1. ISP customer setup automation sometimes creates issues. Email from domain A to domain B works, but from domain B to domain A doesn't. Be careful if both are customers of the same ISP. Sometimes automated processes create mail domains, DNS zones, and web space for all customers. Customers that use the same ISP can experience issues (depending on mail server software used) if one customer uses ISP mail (POP/IMAP & SMTP) and the other hosts their own mail server. If ISP mail servers have mail domains set up for customers who do not use the ISP provided mail (have their own mail server), when another ISP customer who does use the ISP provided mail service attempts to relay mail through the ISP's mail servers, delivery ends up being server local instead of the server looking up the correct MX record. This usually ends up being an SMTP 550 error (user not found) rejection sent to the sender.

2. Can't send mail to AOL, join the club! If a mail domain can not send mail to AOL, it could be a number of things. The first thing to do is start a telnet SMTP session like the following: [more]
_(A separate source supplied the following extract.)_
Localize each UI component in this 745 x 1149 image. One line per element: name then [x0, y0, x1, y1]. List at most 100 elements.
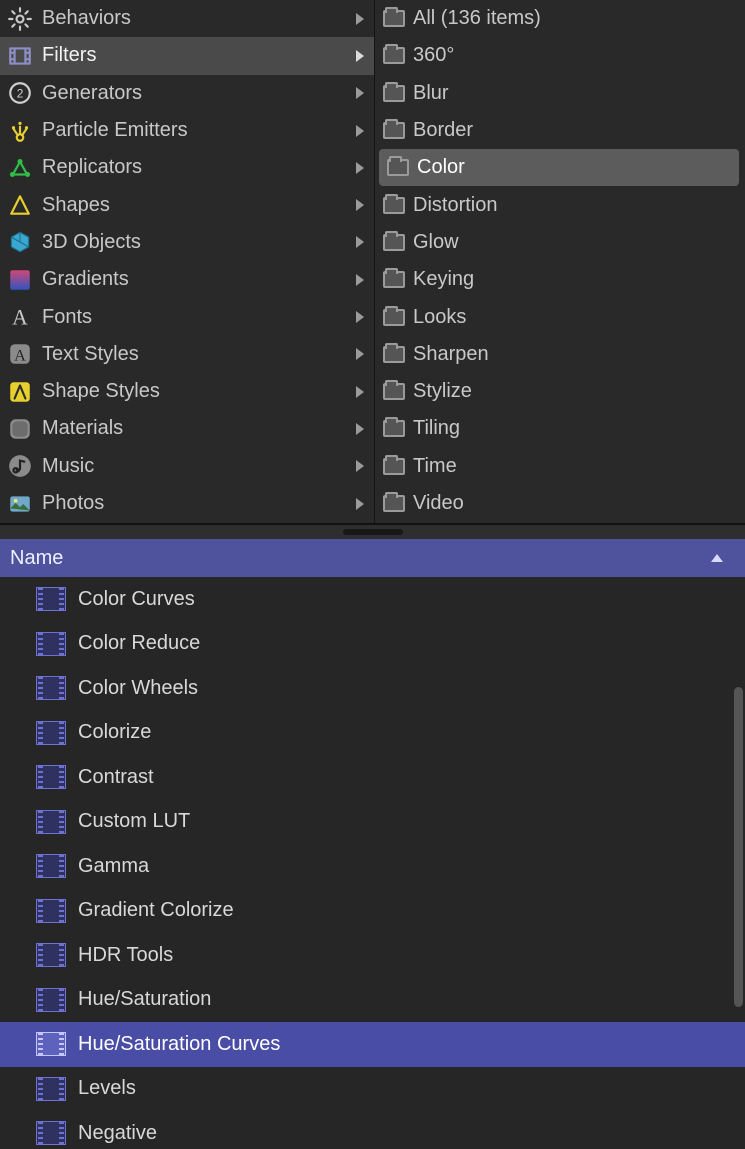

telnet mailin-01.mx.aol.com 25

The AOL server will return an error code and a web link to an article explaining why the mail was blocked. A very common error is 554 (RTR:sc) which means that your sending IP has been blocked due to too many AOL members clicking the "this is spam" link for emails that trace back to you mail server IP or domain. If you are curious about what mail is getting sent on your behalf that is being specified as spam by AOL users, you can create a feedback loop (see http://postmaster.info.aol.com/fbl/). Once you have requested a feedback loop you will be notified when a member clicks "this is spam". The email sent to you from SCOMP@aol.net will contain the complete email and header information. To be removed from an AOL block list, you must call 703-265-4670 and jump through some hoops to be removed. It takes 24-hrs for the removal to take affect.